In connection with the books business, the company said it will look to capitalize on the business model that made its recent Digest Diet franchise a success and will continue to choose products more closely correlated to consumers' desires and market them via multiple channels.

New advertising approach

The company said it is also taking a new approach to the way it does business with its important advertising partners, offering them a richer experience.

The cornerstone of the new strategy is consumer economics, focusing on the value of marketing to the company's most engaged readers, shedding circulation that does not contribute to magazine profitability and eliminating unprofitable subscription offers, the release said.

The new advertising approach will include the following:

• Reader's Digest magazine will introduce limited exclusivity by category for its advertising partners, promising an 80/20 editorial to advertising ratio, delivering these partners a premium and showcase presence;

• Effective immediately, Reader's Digest will shed as much unprofitable circulation as possible, dropping verified circulation levels, increasing the proportion of direct-to-publisher sources and limiting the use of agent-sold subscriptions.

The company said the Alliance for Audited Media qualified circulation will decline over time, and the rate base guarantees for the second half of the year will be an average of circulation served by issue throughout the second-half 2013 period.

As a result of the new strategy, effective with the January 2014 issue, Reader's Digest will lower its rate base guarantee for advertisers to 3 million; and

• Reader's Digest will introduce a more profitable subscription pricing structure while maintaining price stabilization for existing customers. The company said it will discontinue its unprofitable introductory offers and eliminate some of the price confusion around subscription pricing for its products.

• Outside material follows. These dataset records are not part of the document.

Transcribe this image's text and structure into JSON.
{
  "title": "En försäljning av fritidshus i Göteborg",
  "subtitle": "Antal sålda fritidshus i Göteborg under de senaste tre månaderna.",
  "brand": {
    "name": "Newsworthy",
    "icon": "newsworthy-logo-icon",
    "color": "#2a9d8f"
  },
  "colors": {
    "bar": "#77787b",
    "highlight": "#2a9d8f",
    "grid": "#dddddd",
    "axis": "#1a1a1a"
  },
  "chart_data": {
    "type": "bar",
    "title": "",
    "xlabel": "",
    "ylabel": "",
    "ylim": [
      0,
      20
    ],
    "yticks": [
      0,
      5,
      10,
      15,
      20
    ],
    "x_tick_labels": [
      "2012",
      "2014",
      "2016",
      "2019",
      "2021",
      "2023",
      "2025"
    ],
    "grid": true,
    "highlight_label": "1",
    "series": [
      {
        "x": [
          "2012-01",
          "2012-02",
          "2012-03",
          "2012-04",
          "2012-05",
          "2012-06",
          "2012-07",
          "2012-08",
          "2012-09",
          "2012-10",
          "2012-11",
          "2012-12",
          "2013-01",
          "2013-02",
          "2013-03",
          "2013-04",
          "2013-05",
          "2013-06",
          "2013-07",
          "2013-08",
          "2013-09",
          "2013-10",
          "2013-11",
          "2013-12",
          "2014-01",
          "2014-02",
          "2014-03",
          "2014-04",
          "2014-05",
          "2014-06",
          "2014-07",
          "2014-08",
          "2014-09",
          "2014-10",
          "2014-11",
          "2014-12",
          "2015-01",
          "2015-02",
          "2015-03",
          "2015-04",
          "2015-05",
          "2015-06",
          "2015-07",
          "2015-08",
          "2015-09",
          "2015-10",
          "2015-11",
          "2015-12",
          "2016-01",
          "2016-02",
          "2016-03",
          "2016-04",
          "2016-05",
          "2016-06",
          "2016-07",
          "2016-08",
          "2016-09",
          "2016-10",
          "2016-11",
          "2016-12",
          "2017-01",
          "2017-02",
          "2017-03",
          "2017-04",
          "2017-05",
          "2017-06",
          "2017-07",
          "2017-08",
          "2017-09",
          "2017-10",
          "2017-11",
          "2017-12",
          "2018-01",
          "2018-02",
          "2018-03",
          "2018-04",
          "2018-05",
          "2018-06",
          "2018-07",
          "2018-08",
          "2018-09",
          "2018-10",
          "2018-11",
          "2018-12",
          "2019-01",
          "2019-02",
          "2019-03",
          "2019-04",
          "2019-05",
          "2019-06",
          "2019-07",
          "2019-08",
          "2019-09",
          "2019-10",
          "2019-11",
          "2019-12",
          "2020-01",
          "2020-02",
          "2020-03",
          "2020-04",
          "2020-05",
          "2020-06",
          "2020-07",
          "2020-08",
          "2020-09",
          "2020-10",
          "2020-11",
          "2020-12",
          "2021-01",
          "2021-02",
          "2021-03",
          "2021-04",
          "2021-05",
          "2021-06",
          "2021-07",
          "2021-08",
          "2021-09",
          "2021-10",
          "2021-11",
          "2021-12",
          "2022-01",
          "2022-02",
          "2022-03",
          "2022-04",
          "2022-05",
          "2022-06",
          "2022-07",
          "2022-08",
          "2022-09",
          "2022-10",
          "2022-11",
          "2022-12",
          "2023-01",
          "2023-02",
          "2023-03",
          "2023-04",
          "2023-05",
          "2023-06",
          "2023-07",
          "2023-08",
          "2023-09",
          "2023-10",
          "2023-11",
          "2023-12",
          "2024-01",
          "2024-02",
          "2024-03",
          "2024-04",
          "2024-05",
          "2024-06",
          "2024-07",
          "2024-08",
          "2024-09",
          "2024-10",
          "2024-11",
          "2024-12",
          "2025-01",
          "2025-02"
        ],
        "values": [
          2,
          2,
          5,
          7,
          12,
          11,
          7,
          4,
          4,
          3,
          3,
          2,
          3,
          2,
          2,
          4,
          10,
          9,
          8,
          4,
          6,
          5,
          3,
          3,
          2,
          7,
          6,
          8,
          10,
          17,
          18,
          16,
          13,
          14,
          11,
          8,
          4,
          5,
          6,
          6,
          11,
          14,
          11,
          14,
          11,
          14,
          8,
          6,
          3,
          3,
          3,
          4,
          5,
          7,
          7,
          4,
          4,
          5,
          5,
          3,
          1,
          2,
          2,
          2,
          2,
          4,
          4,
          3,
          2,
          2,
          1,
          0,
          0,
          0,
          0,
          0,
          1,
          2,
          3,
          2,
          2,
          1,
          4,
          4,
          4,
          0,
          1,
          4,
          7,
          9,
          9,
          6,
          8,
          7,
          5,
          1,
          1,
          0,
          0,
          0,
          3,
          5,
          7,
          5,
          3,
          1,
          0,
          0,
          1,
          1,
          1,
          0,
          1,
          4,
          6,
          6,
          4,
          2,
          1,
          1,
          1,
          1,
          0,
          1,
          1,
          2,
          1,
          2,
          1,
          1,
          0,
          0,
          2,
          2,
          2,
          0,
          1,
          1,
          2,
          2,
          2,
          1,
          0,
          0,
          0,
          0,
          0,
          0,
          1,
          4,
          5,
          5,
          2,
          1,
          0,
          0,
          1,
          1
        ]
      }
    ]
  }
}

"The new rate base strategy will deliver a more profitable, sustainable business for the brand, a better experience for the consumer and a more effective environment for our advertisers," Guth said in the release.

"More than ever, we want to take smart, decisive actions that will put our business on a stronger path for the long-term, and this means rethinking business practices and questioning accepted industry convention.

"Now our partners can more effectively reach our most engaged readership, our readers have an improved experience, and [the company] will have a more sustainable business."

Customer pledge

Building on its decision to increase the publication of Reader's Digest magazine from 10 to 12 issues annually, the company said it has plans to enhance its pledge to its customers with premium products and improved services on a number of fronts, including a significantly more favorable editorial/ad ratio than the 50%/50% average for the competitive set.

In addition, the company will enhance its customer offer in the following ways:

• Beginning in the winter of 2014, Reader's Digest will have a refreshed, modern look;

• The company will continue to add new products and enhancements to its Taste of Home upgrade.

• Reader's Digest moved its customer care centers back to the United States for all English-speaking customers, improving its ability to interact live and digitally with customers; and

• As of emergence the company will have licensed operations in Iberia, the United Kingdom, India, the Nordic and French regions, Hungary, Poland and Romania.

Reader's Digest said it continues to focus on new marketing approaches, including digital and business-to-business campaigns for all of its websites and partner websites, and on the improvement of its content offerings.

The company said it is also building new tools to support its ongoing customer-centric focus, with the first software tools to be introduced in Brazil in September.

Reader's Digest, a subsidiary of RDA Holding Co., is a media and direct marketing company based in New York. The company filed for bankruptcy on Feb. 17 under Chapter 11 case number 13-22233.